半部《论语》即使治不了天下,起码可以教你做个好人。 ——张翼健
因为做了教研员,听课成了工作的重要组成部分,听课范围往往由全省蔓延到全国。在听课的过程中,我心里一直有这样的一个盘算或标准:在上课老师的教龄阶段,我当时是什么水平?于是我就当众坚定地表扬,同时,若有私下交流的场合也毫不吝惜我的建议或意见。有人说我的评课是麻辣的。
在听课的过程中,让我最感沮丧的是教师们对文本的独立解读能力的欠缺。我曾经在不同的场合很“刻毒”地说过语文教师的读书面——“大于等于教材,小于等于教参”,这不仅是听课所得,我曾经做过问卷调查。归结为一点,教师处理教材的能力低下,原因很多,体制上的自然有,教师自身的问题不容忽视。
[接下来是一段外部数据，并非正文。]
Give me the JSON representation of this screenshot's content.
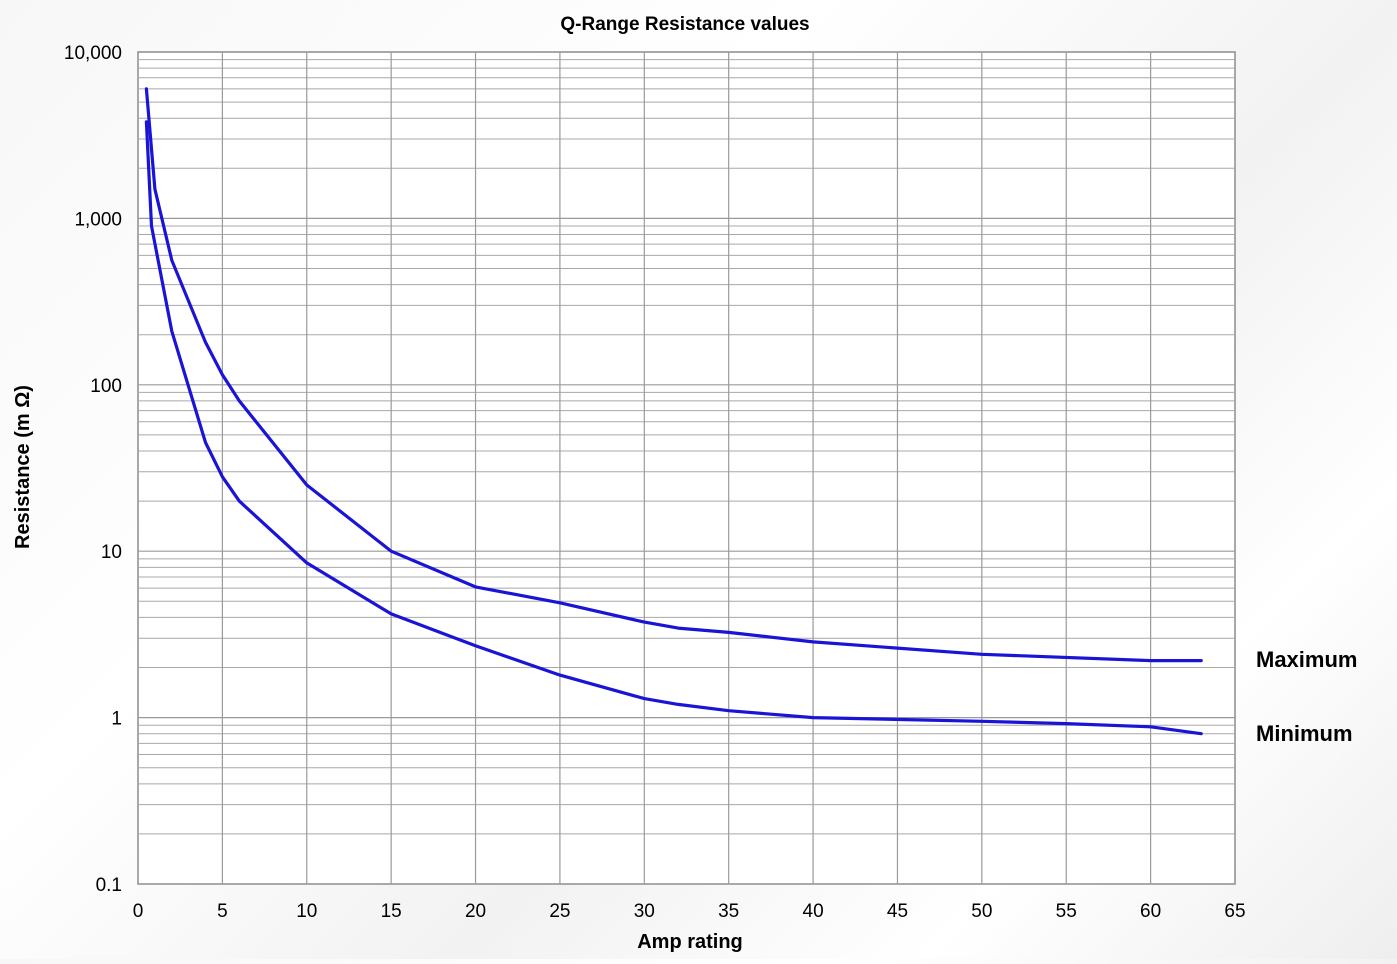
{
  "chart_data": {
    "type": "line",
    "title": "Q-Range Resistance values",
    "xlabel": "Amp rating",
    "ylabel": "Resistance (m Ω)",
    "xlim": [
      0,
      65
    ],
    "ylim": [
      0.1,
      10000
    ],
    "yscale": "log",
    "grid": true,
    "x_ticks": [
      "0",
      "5",
      "10",
      "15",
      "20",
      "25",
      "30",
      "35",
      "40",
      "45",
      "50",
      "55",
      "60",
      "65"
    ],
    "y_ticks": [
      "0.1",
      "1",
      "10",
      "100",
      "1,000",
      "10,000"
    ],
    "series": [
      {
        "name": "Maximum",
        "color": "#1a14d6",
        "points": [
          [
            0.5,
            6000
          ],
          [
            1,
            1500
          ],
          [
            2,
            560
          ],
          [
            4,
            180
          ],
          [
            5,
            115
          ],
          [
            6,
            80
          ],
          [
            10,
            25
          ],
          [
            15,
            10
          ],
          [
            20,
            6.1
          ],
          [
            25,
            4.9
          ],
          [
            30,
            3.75
          ],
          [
            32,
            3.45
          ],
          [
            35,
            3.25
          ],
          [
            40,
            2.85
          ],
          [
            50,
            2.4
          ],
          [
            60,
            2.2
          ],
          [
            63,
            2.2
          ]
        ]
      },
      {
        "name": "Minimum",
        "color": "#1a14d6",
        "points": [
          [
            0.5,
            3800
          ],
          [
            0.8,
            900
          ],
          [
            2,
            210
          ],
          [
            4,
            45
          ],
          [
            5,
            28
          ],
          [
            6,
            20
          ],
          [
            10,
            8.5
          ],
          [
            15,
            4.2
          ],
          [
            20,
            2.7
          ],
          [
            25,
            1.8
          ],
          [
            30,
            1.3
          ],
          [
            32,
            1.2
          ],
          [
            35,
            1.1
          ],
          [
            40,
            1.0
          ],
          [
            50,
            0.95
          ],
          [
            55,
            0.92
          ],
          [
            60,
            0.88
          ],
          [
            63,
            0.8
          ]
        ]
      }
    ]
  }
}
今天早上接到外省一位特级教师好朋友的电话,和我讨论读书的问题,人家就是一位博览群书的人,一年读了几十本书,还给我介绍了另外一位特级教师博览群书的状况。我自然同意教师尤其是语文教师应该博览群书的,但针对现状,我尤其强调语文教师更应该立足于精读。认真地钻研一本书,一本值得钻研的经典。
这就让我想起了据说是北宋的开国丞相赵普说过的那句著名的话:“半部《论语》治天下。”半部《论语》能否治天下姑且不论,那是治国的事情;但是我受到的却是关于治学、读书的启示。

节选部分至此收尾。